On peut se demander s’il ne serait pas possible de combiner les deux approches: on récupère d’une part l’énergie mécanique de la compression et d’autre part l’énergie chimique du gaz.

Le stockage thermique

Il y a des systèmes associant un stockage thermique à la production d’électricité, créant de facto un stockage thermique d’électricité. C’est ce que nous avions vu avec Airthium: la startup française, pour amortir les variations de l’énergie solaire, utilisait un stockage de chaleur aux sels fondus en combinaison avec un moteur de stirling industriel avancé. Ce dernier transformait l’électricité excédentaire en chaleur, puis la chaleur en électricité, pour alimenter un électrolyseur. On voit aussi ce genre de systèmes dans des petits réacteurs nucléaires, comme TerraPower: il y a un stockage aux sels fondus qui, si besoin, peut faire générer plus de courant aux turbines. Celui de Terrapower, par exemple, fait monter la puissance du réacteur de 375 à 500MW pendant 6h.

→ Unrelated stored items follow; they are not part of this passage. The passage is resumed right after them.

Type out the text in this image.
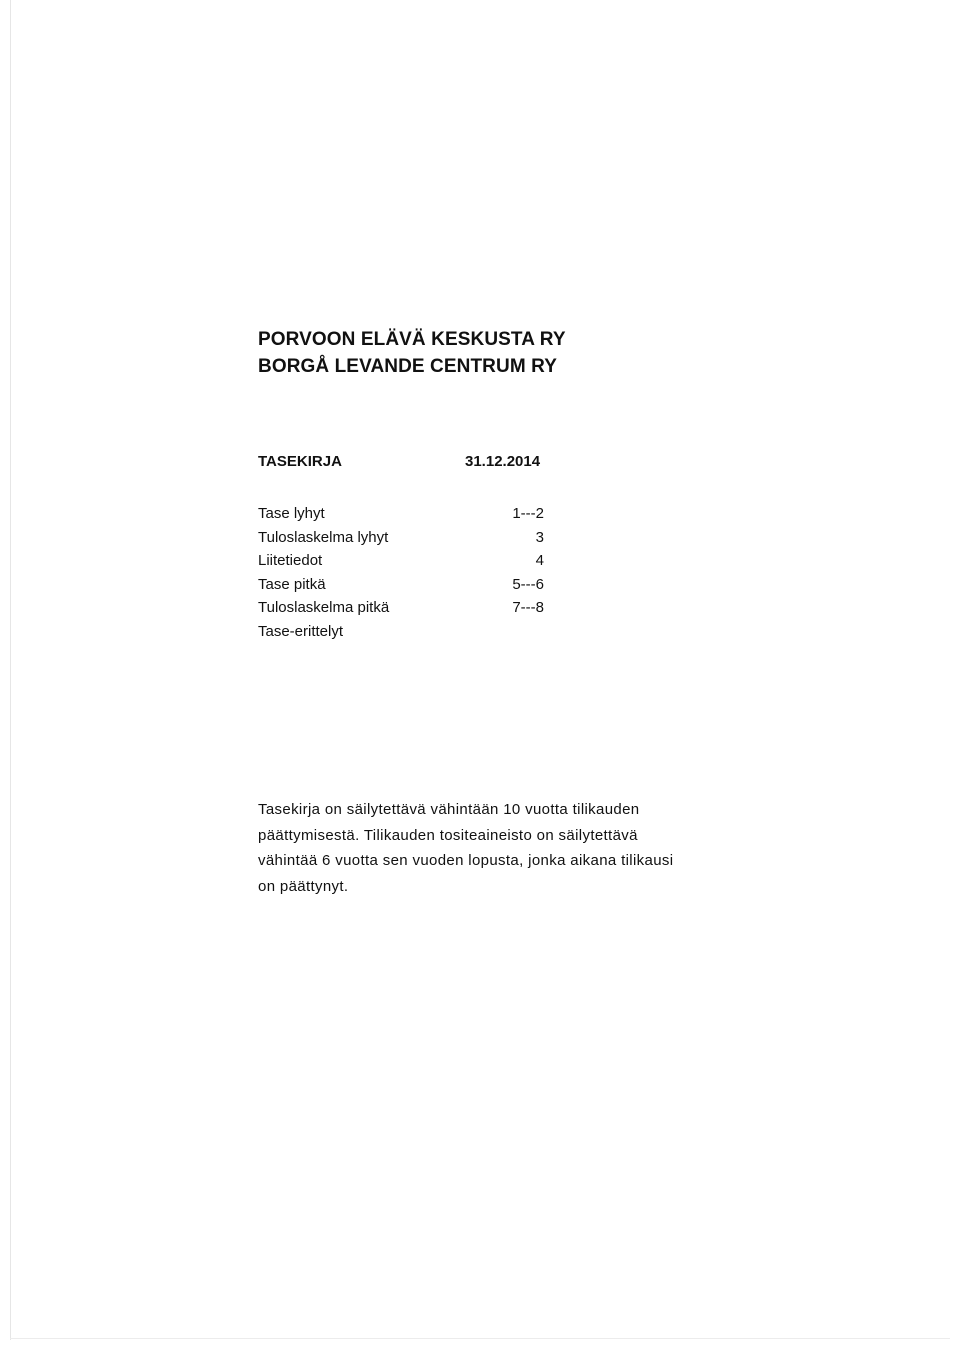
PORVOON ELÄVÄ KESKUSTA RY
BORGÅ LEVANDE CENTRUM RY
TASEKIRJA	31.12.2014
Tase lyhyt	1---2
Tuloslaskelma lyhyt	3
Liitetiedot	4
Tase pitkä	5---6
Tuloslaskelma pitkä	7---8
Tase-erittelyt
Tasekirja on säilytettävä vähintään 10 vuotta tilikauden
päättymisestä. Tilikauden tositeaineisto on säilytettävä
vähintää 6 vuotta sen vuoden lopusta, jonka aikana tilikausi
on päättynyt.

Je ne traiterai pas ce sujet ici, nous le verrons en étudiant la chaleur, qui est une autre forme d’énergie.

Les volants d’inertie : le stockage cinétique

Le volant d’inertie est un cyclindre qui va tourner très vite autour d’un pivot et stocker l’énergie sous forme cinétique. C’est un système déjà mature à petite échelle, présent dans de nombreuses machines. Leur principal atout est leur réactivité: ils montent très vitent en charge. Néanmoins, il ne stockent pas beaucoup d’énergie et, surtout, pas longtemps.

Cette technologie a déjà de nombreuses applications très spécifiques, mais qui ne correspondent qu’à une logique fonctionnelle restreinte, comme servir « d’amortisseur » pour laisser le temps à un autre dispositif, plus durable, de monter en charge.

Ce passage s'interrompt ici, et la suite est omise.